Lithuania has reached a significant milestone in its journey toward energy independence, with local electricity generation covering 85% of the country’s total demand during the second week of May. This surge in domestic production was underpinned by a record-breaking performance from the nation’s solar sector, which reached a new peak output, contributing to a 4% decrease in wholesale electricity prices.
Between May 11 and May 17, the average wholesale electricity price in the Lithuanian bidding area of the Nord Pool exchange dropped to €96 per megawatt-hour (MWh), down from €100 the previous week. While this price was mirrored in Latvia, neighboring Estonia enjoyed significantly lower rates at €76/MWh, highlighting the ongoing price volatility and regional disparities within the Baltic energy market.
A New Milestone for Baltic Solar Energy
The most striking data point from the week was the performance of Lithuania’s solar infrastructure. On Friday, May 17, between 12:30 and 12:45 PM, solar power plants generated a record 1,547 MW. This represents a substantial 112 MW increase over the previous record. This growth is not an isolated event but the direct result of an aggressive expansion in installed solar capacity across the country, as both commercial solar farms and prosumer installations continue to come online.

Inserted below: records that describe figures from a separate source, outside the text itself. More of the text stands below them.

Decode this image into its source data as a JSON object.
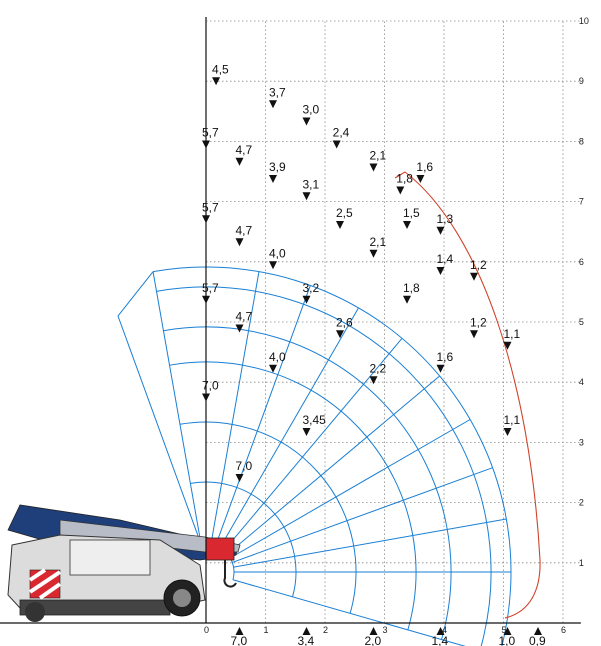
{
  "chart_data": {
    "type": "diagram",
    "x_ticks": [
      "0",
      "1",
      "2",
      "3",
      "4",
      "5",
      "6"
    ],
    "y_ticks": [
      "1",
      "2",
      "3",
      "4",
      "5",
      "6",
      "7",
      "8",
      "9",
      "10"
    ],
    "xlim": [
      0,
      6.3
    ],
    "ylim": [
      0,
      10
    ],
    "grid": true,
    "load_capacities": [
      {
        "text": "4,5",
        "x": 0.3,
        "y": 9.3
      },
      {
        "text": "3,7",
        "x": 2.0,
        "y": 8.9
      },
      {
        "text": "3,0",
        "x": 3.0,
        "y": 8.6
      },
      {
        "text": "2,4",
        "x": 3.9,
        "y": 8.2
      },
      {
        "text": "2,1",
        "x": 5.0,
        "y": 7.8
      },
      {
        "text": "1,8",
        "x": 5.8,
        "y": 7.4
      },
      {
        "text": "1,6",
        "x": 6.4,
        "y": 7.6
      },
      {
        "text": "5,7",
        "x": 0.0,
        "y": 8.2
      },
      {
        "text": "4,7",
        "x": 1.0,
        "y": 7.9
      },
      {
        "text": "3,9",
        "x": 2.0,
        "y": 7.6
      },
      {
        "text": "3,1",
        "x": 3.0,
        "y": 7.3
      },
      {
        "text": "2,5",
        "x": 4.0,
        "y": 6.8
      },
      {
        "text": "1,5",
        "x": 6.0,
        "y": 6.8
      },
      {
        "text": "1,3",
        "x": 7.0,
        "y": 6.7
      },
      {
        "text": "5,7",
        "x": 0.0,
        "y": 6.9
      },
      {
        "text": "4,7",
        "x": 1.0,
        "y": 6.5
      },
      {
        "text": "4,0",
        "x": 2.0,
        "y": 6.1
      },
      {
        "text": "2,1",
        "x": 5.0,
        "y": 6.3
      },
      {
        "text": "1,4",
        "x": 7.0,
        "y": 6.0
      },
      {
        "text": "1,2",
        "x": 8.0,
        "y": 5.9
      },
      {
        "text": "3,2",
        "x": 3.0,
        "y": 5.5
      },
      {
        "text": "1,8",
        "x": 6.0,
        "y": 5.5
      },
      {
        "text": "5,7",
        "x": 0.0,
        "y": 5.5
      },
      {
        "text": "4,7",
        "x": 1.0,
        "y": 5.0
      },
      {
        "text": "2,6",
        "x": 4.0,
        "y": 4.9
      },
      {
        "text": "1,2",
        "x": 8.0,
        "y": 4.9
      },
      {
        "text": "1,1",
        "x": 9.0,
        "y": 4.7
      },
      {
        "text": "4,0",
        "x": 2.0,
        "y": 4.3
      },
      {
        "text": "1,6",
        "x": 7.0,
        "y": 4.3
      },
      {
        "text": "7,0",
        "x": 0.0,
        "y": 3.8
      },
      {
        "text": "2,2",
        "x": 5.0,
        "y": 4.1
      },
      {
        "text": "3,45",
        "x": 3.0,
        "y": 3.2
      },
      {
        "text": "1,1",
        "x": 9.0,
        "y": 3.2
      },
      {
        "text": "7,0",
        "x": 1.0,
        "y": 2.4
      }
    ],
    "ground_capacities": [
      {
        "text": "7,0",
        "x": 1.0
      },
      {
        "text": "3,4",
        "x": 3.0
      },
      {
        "text": "2,0",
        "x": 5.0
      },
      {
        "text": "1,4",
        "x": 7.0
      },
      {
        "text": "1,0",
        "x": 9.0
      },
      {
        "text": "0,9",
        "x": 9.1
      }
    ]
  }
}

Despite the solar record, wind energy remained the primary driver of Lithuania’s green energy mix. Although wind generation actually decreased by 23% compared to the previous week, it still accounted for the largest share of domestic production. The breakdown of the energy sources that powered the country last week illustrates a diverse, albeit weather-dependent, portfolio:
| Energy Source | Share of Local Generation |
|---|---|
| Wind Power | 42% |
| Solar Power | 35% |
| Thermal (Gas/Biomass) | 9% |
| Hydroelectric | 8% |
| Other (including Waste-to-Energy) | 6% |
It is important to note that while these numbers prove the potential for high self-sufficiency, they do not yet guarantee permanent energy independence. The 85% coverage figure is a weekly average influenced by lower overall demand—which fell by 4% to 234 GWh—and favorable weather conditions for renewables. On a total production basis, Lithuania generated 200 GWh during the week, an 8% decrease from the previous week’s 216 GWh.

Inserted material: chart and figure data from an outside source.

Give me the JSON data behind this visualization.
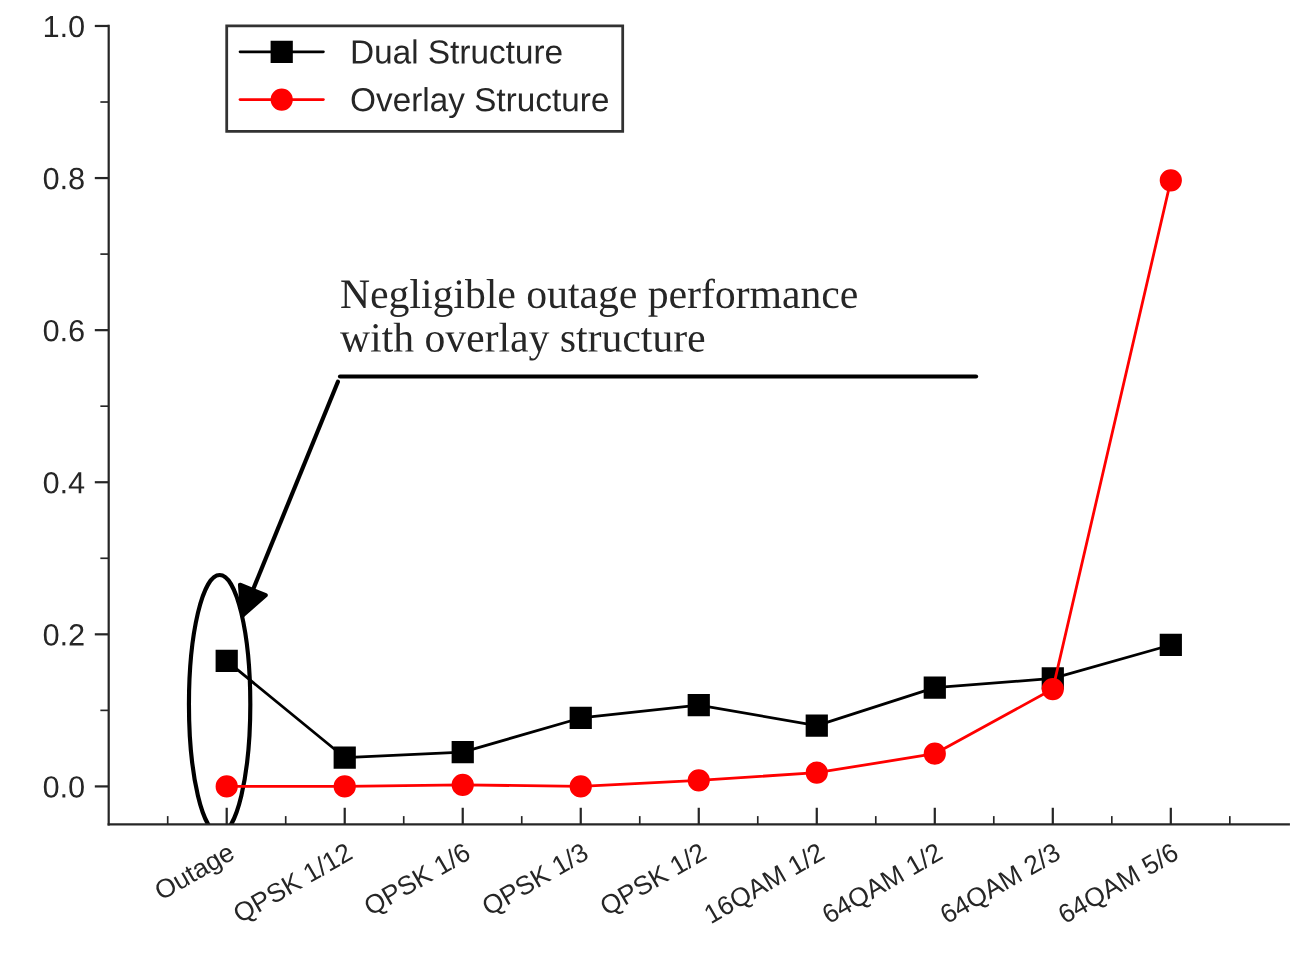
{
  "chart_data": {
    "type": "line",
    "categories": [
      "Outage",
      "QPSK 1/12",
      "QPSK 1/6",
      "QPSK 1/3",
      "QPSK 1/2",
      "16QAM 1/2",
      "64QAM 1/2",
      "64QAM 2/3",
      "64QAM 5/6"
    ],
    "series": [
      {
        "name": "Dual Structure",
        "color": "#000000",
        "marker": "square",
        "values": [
          0.165,
          0.038,
          0.045,
          0.09,
          0.107,
          0.08,
          0.13,
          0.142,
          0.186
        ]
      },
      {
        "name": "Overlay Structure",
        "color": "#ff0000",
        "marker": "circle",
        "values": [
          0.0,
          0.0,
          0.002,
          0.0,
          0.008,
          0.018,
          0.043,
          0.128,
          0.797
        ]
      }
    ],
    "ylim": [
      -0.05,
      1.0
    ],
    "yticks": [
      {
        "value": 0.0,
        "label": "0.0"
      },
      0.2,
      0.4,
      0.6,
      0.8,
      {
        "value": 1.0,
        "label": "1.0"
      }
    ],
    "annotations": [
      "Negligible outage performance\nwith overlay structure"
    ],
    "legend": "top left",
    "grid": false,
    "line_style": "solid"
  }
}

Regional Integration and the Import-Export Balance
Lithuania’s energy security remains deeply integrated with its neighbors. To bridge the 15% gap between local generation and total demand, the country increased its imports by 21%, totaling 88 GWh. The majority of this electricity (52%) flowed from Latvia, while 42% was sourced from Sweden via the NordBalt undersea cable, and the remaining 6% came from Poland.

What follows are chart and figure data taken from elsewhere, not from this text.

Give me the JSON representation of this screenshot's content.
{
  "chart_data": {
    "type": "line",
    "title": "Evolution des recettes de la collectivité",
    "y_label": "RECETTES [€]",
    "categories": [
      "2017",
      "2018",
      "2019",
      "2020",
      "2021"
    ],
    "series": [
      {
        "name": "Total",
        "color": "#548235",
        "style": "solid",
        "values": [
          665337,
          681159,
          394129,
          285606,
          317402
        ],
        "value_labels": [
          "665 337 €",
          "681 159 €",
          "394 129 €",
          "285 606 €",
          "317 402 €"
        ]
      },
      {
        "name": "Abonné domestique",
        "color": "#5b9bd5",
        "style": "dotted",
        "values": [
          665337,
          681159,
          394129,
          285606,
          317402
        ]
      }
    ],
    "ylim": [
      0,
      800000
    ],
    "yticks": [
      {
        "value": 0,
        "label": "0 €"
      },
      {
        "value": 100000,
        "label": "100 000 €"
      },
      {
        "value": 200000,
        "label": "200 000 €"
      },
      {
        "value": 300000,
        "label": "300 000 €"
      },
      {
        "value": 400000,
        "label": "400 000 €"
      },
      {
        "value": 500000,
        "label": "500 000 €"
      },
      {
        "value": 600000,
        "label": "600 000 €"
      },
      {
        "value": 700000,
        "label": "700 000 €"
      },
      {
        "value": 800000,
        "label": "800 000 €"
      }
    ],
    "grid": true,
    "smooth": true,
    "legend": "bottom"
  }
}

Conversely, Lithuania also acted as a transit hub and exporter, with export flows increasing by 10% to 65 GWh. The distribution of these exports was split between Sweden (44%), Poland (33%), and Latvia (23%). The utilization of international interconnectors remains a critical factor in price stabilization; for instance, the LitPol Link operated at 74% capacity toward Poland, facilitating regional trade that helps balance the grid when local renewable output fluctuates.
As Lithuania continues to increase its installed renewable capacity, the challenge shifts from generation to grid management. The current data suggests that while the infrastructure is capable of meeting the vast majority of national needs during peak conditions, the reliance on imports during low-wind or low-sun periods persists. For the UK and other European observers, Lithuania’s rapid scaling of solar—now rivaling wind in its weekly contribution—serves as a case study in how quickly a small market can pivot its energy profile through targeted investment in renewable infrastructure.